Multi-district litigation is a procedure very common in product liability, pharmaceutical and medical device cases. There is a federal law that creates a judicial panel on MDL. The judicial panel is comprised of seven circuit and district judges from various federal districts appointed by the Chief Justice of the United States. This panel takes cases from all over the country and consolidates them in one federal court and assigned to one federal judge.
MDL is used when numerous cases from different districts share one or more common questions of fact. For example, 200 plaintiffs from all over the U.S. may file suit against the same drug manufacturer about the same dangerous drug, yet each plaintiff’s damages are going to be different and therefore should be determined on an individual basis.
These cases may be assigned in the pretrial phase to one federal judge so that the pre-trial discovery proceedings (document production, motions and depositions) may be coordinated and consolidated. Consolidating these cases before one judge, rather than involving dozens or hundreds of judges across numerous districts, promotes judicial economy and economic efficiency for both sides.
A small example of that is that it allows the deposition of a corporate representative to be taken one time in the MDL rather than 20 times in 20 different cases. This saves both sides costs.

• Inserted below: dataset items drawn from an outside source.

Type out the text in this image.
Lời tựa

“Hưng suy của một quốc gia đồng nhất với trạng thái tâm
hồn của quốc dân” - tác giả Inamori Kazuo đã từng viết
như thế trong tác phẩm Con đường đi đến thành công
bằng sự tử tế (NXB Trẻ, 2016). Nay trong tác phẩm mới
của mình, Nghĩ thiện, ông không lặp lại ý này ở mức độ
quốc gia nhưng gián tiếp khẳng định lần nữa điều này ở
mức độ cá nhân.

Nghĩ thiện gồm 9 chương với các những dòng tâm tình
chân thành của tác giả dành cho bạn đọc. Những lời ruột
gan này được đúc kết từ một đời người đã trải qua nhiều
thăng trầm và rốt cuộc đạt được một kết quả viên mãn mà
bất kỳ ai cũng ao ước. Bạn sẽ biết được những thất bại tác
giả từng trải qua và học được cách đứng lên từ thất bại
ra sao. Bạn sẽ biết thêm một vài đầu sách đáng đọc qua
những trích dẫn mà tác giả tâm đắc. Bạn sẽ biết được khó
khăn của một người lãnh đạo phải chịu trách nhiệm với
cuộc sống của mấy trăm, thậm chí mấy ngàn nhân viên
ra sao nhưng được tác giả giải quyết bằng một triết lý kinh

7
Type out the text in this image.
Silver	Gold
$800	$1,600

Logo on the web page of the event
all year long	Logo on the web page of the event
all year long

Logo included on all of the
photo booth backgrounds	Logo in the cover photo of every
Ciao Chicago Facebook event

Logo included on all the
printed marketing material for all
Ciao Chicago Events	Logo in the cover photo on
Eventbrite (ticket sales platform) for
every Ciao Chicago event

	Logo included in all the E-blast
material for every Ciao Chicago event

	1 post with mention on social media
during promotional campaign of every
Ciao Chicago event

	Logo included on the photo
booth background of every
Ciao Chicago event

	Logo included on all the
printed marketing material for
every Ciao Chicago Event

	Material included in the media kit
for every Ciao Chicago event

Once the pretrial proceedings are finalized, and no settlement is reached, the cases are remanded (sent back) to the courts in which each lawsuit was originally filed for trial.
Is a Multidistrict Litigation the same thing as a Class Action?
It is not. In a MDL the cases remain separate and retain their individual status. Under a class action, you have one trial which decides the entire proceeding.
In a multi-district litigation, you potentially can have many trials. These are called bellwether trials. These trials benefit all of the cases in the litigation because they provide a reasonable indication of what is likely to happen in future trials and; therefore, promote settlement of future cases. Again, that is the essential purpose of a MDL.